Doch anstatt verschlüsselt zu kommunizieren, verließ man sich offenbar ganz "altmodisch" auf Anrufe. Während die Möglichkeit, einfach Messenger mit integrierter Verschlüsselung zu nutzen, relativ neu ist, ist die Verwendung der Wegwerf-Handys eine altbewährte Taktik.

Vermutlich keine Verschlüsselung

Den einzigen Hinweis auf möglichen Verschlüsselungseinsatz liefert eine Augenzeugin, die einen Terroristen beim Einschalten eines Laptops beobachtet hat. Laut ihrer Aussage zeigten sich am Bildschirm lauter Zeilen voller unidentifizierbarem Code.

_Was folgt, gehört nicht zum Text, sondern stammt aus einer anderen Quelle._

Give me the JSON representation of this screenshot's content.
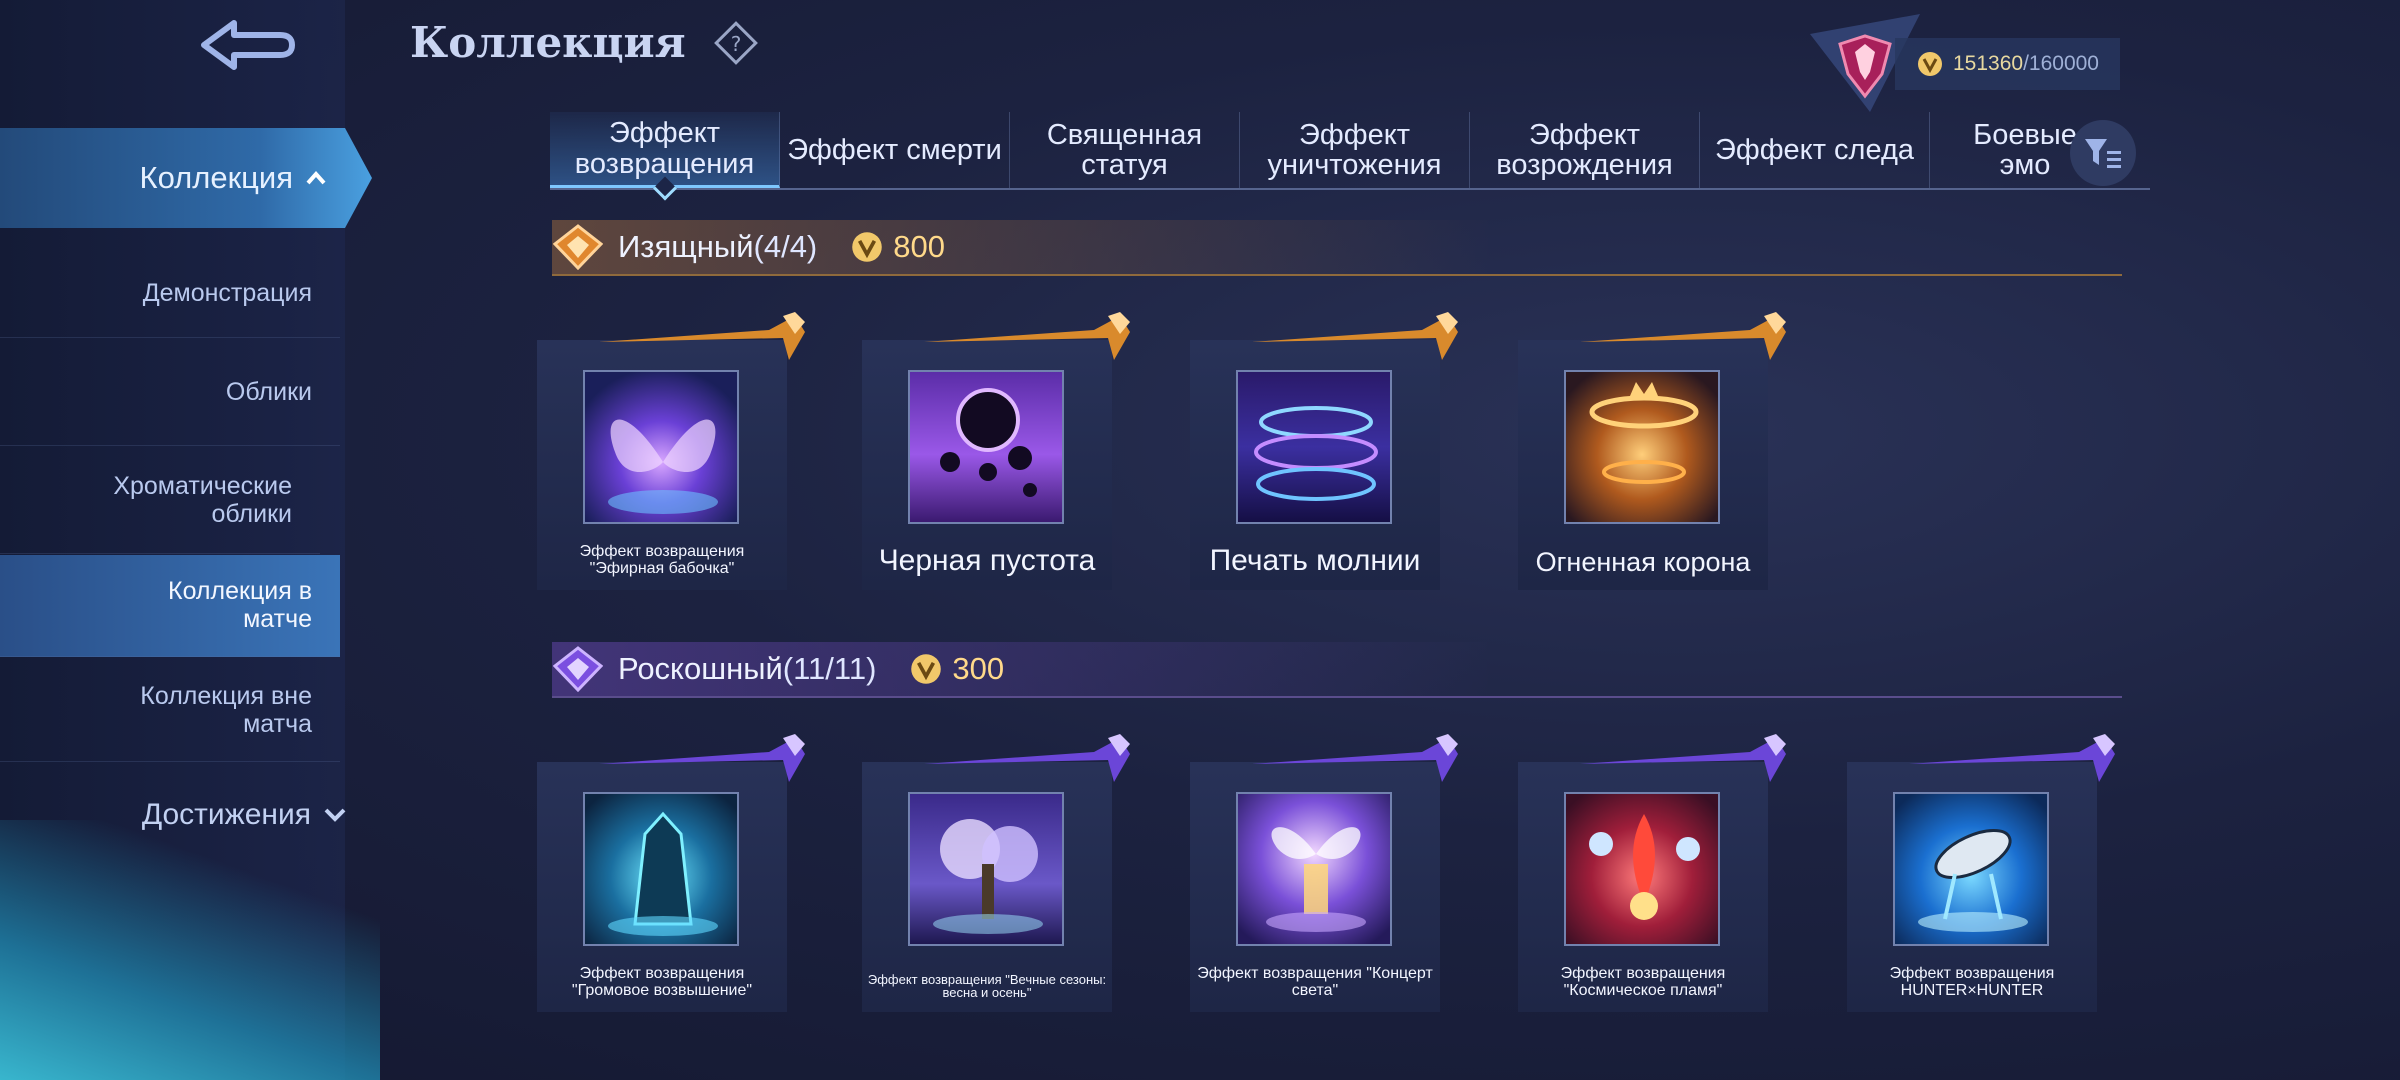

Während die New York Times darin Ähnlichkeiten zu bestimmten Verschlüsselungsprogrammen ausmacht, die der IS nach eigenen Angaben nutzt, weist ein ehemaliger Ars Technica-Redakteur darauf hin, dass der Rechner wohl einfach nur mit erweiterter Startprotokollierung hochgefahren wurde. Bei Cryptosoftware wären Nachrichten erkennbar gewesen, weil diese ja dazu dient, sie vorher zu dekodieren. (gpi, 22.03.2016)

  • Die Attentäter von Paris setzten auf Wegwerfhandys, Hinweise auf umfassenden Einsatz von Verschlüsselung gibt es bislang nicht.

    Die Attentäter von Paris setzten auf Wegwerfhandys, Hinweise auf umfassenden Einsatz von Verschlüsselung gibt es bislang nicht.